I’m pretty good friends with an ex of mine (A). Last week she was working (server), figured she’d have a ton of free time, and I could come, read, and chat when she wasn’t actively busy. Another of her friends (B) was there too. It turned out to be really busy (didn’t talk with A at all for the hour I was there), so B and I took off, to meet up with A when her shift was over. A and B also dated in the past.

A couple days later, B e-mails me, just mundane things. I comment to A that I found it odd. A doesn’t think so. Tuesday B asks me to hang out, I accept, we play some board games and grab dinner. I talk to A about it later and she’s pissed.
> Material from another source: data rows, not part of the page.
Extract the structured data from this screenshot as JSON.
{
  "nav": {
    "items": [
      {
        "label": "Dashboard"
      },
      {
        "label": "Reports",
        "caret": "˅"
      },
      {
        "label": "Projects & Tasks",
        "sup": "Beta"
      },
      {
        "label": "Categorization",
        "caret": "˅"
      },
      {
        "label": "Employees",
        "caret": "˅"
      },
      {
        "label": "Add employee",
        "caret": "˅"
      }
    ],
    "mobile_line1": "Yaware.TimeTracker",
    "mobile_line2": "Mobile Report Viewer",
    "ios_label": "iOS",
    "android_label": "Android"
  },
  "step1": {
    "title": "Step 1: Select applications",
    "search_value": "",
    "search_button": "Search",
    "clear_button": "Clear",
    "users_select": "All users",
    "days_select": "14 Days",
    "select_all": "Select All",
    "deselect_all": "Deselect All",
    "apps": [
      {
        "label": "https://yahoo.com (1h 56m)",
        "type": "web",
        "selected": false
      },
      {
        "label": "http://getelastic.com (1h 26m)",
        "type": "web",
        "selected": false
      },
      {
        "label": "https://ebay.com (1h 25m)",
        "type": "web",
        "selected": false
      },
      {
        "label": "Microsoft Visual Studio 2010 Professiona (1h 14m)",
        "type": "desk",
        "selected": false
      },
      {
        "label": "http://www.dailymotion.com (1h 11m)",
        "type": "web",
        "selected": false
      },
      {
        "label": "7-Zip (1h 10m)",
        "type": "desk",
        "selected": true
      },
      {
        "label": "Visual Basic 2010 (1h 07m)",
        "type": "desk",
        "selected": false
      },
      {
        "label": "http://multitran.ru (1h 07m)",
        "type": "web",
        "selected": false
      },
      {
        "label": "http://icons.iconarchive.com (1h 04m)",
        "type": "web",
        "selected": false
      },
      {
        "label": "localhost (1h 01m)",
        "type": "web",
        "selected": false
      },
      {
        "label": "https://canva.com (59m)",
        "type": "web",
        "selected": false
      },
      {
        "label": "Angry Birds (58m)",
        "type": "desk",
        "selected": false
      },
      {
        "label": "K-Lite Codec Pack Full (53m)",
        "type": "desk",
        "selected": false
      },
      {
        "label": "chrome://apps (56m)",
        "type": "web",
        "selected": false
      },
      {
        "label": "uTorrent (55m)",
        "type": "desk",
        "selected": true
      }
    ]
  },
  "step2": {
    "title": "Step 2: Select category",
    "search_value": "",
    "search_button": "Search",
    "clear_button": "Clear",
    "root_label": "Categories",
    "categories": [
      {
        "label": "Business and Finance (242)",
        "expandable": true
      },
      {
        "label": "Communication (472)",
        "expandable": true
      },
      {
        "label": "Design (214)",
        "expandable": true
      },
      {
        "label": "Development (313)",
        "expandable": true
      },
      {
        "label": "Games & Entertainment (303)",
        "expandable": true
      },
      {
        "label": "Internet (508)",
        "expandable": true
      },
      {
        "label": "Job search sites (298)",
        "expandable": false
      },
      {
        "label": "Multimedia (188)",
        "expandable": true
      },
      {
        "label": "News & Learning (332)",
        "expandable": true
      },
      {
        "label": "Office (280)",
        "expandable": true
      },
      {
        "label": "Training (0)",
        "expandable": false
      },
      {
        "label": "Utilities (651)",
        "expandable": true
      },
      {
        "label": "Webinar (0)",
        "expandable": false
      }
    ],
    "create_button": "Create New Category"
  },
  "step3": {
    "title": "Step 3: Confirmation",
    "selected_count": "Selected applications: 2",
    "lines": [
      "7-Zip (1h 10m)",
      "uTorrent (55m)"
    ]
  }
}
My question is why? She hasn’t been in the talking mood. She mentioned something about jealousy. Does that sound like a reasonable thing? I don’t pick up on social cues very well (No, not a sdmb poster…) Of the two people I asked, one didn’t see why she’d be mad, and the other did, but is really bad at explaining things. So, am I an idiot, or is my friend nuts?

I might be able to give some insight from her angle. One time, I dumped my current girlfriend to start seeing another girl. That lasted about a week. Right after that, they started hanging out and becoming friends. I didn’t like it because I didn’t know what in the world they were talking about. I for sure didn’t hang out when they invited me. :slight_smile:

Are you and B candidates to date?

That’s my question. I’m not sure what the genders or preferences are from the OP.

I’m male and she’s female, but no. Not just a no, but a “fuck no.” A knows this too.

Maybe A thinks you are leading B on?

Does B know this? Maybe A is worried that B will get the wrong idea, then there will be drama, then she will have to listen to it … some people prefer that their friends and/or their exes stay in neater compartments.

B knows. We’re both very clear that there’s no relationship there.

I’ve been told that they don’t want the mixing, why? A has invited B and me together to social gatherings dozens of times. We’ve hung out in her presence many many times over the course of years.

My guess would be that A is worried that you two will become buddies and won’t call her as often, and she’ll become Wheel 3. Did either of you call A on Tuesday when you were meeting up?

But really I don’t think there’s enough info to go on. I think you just have to ask her directly what’s up, and if you have but she won’t tell you then no point in wasting your energy worrying about it.

See, this is why your exes should be your EXES - as in, former. Much simpler. :slight_smile:

So A and B are bisexual?

A is. B… well, I guess so. She’s never dated men, but she’ll sleep with them on occasion. That’s more that she’s bored and doesn’t care though, I think.

Neither of us talked to A before B and I met up. A was aware that B and I were e-mailing each other.

Jealousy sounds like the likely culprit, but I think A’s reaction is a bit strong for that.

So, do I have something to apologize for if that’s the case? Should I run something like that by her beforehand? Would the same be true if B and I hadn’t dated A?